The Iranians are responsible for their current regime, trying to blame that on the U.S. is great rhetoric but wrong. Islam has always groped for power. The tyrants who now run Iran have finally gotten their chance to show Islam's true colors. Read about what they did to the Ba'Hai after the revolution.
Current Iran does start wars, the last Israeli-Lebanon war started because their dogs in Lebanon decided to listen to their Iranian masters.
Bringing up the the fact the U.S. used nukes is entirely out of context. The result of not using them would have been many more thousands of American and Japanese deaths. The U.S. has never used them since nor has threatened to use them. On the other hand, the current Iranian regime has threatened that if they get them, they will nuke Israel.
Whitewashing the Iranian regime is nice academic play, but that is all it is.
Wrong. There were maybe a handful of Americans within Iran during the revolution. The Iranians did all that to each other.
Did what to each other during the revolution? Khomeini was not known by 95% of the people in Iran 2 years before revolution until he went to France and western media started to cover him and bring his voice to Iranian. When the airports during the revolution were closed it was France government which allowed Khomeini to embark the airplane and forced Shah's regime to allow it to land in Tehran airport. In my opinion, shah was replaced by Khomeini because it was believed islam can counter communism better than Shah. The same strategy was used in Afghanistan. Taliban was trained by the US to counter communists in Afghanistan.
Did you opposed the overthrow of Saddam? Which presidents did all this? Did you know that the US changes presidents from time to time?
No I didn't. I know the president changes but I also know it does not remove the wrong doings of previous presidents.

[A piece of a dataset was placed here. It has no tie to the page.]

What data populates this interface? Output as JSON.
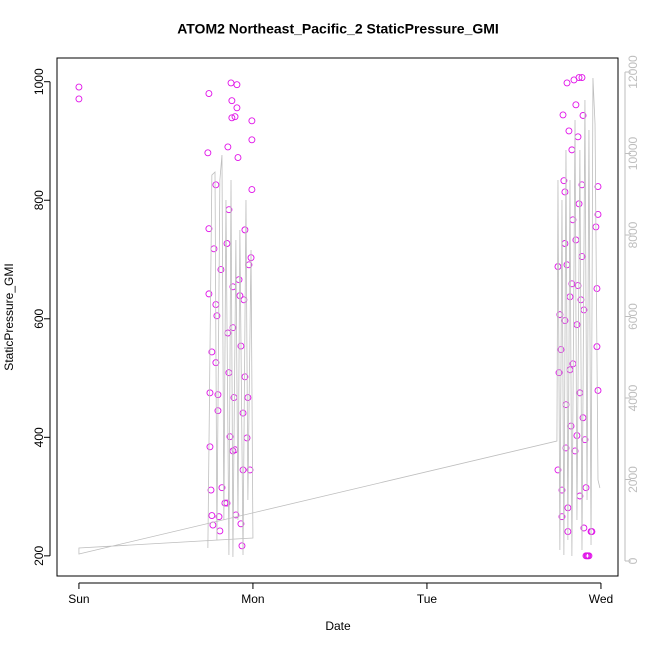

Wrong. The US hasn't started ANY wars in living memory. Not one. We've joined two after being attacked. But we didn't start either of those and we tried to stay out of them. Since then we learned that isolationism and cruel indifference don't work.
World believes you!
Don't worry, i'll tell the girl at the campus bookstore how multiculti you are. She'll be impressed.
Girls in the Campus already know. Both those in my lectures and outside. You do not need to bother yourself. And you are not as funny as you think.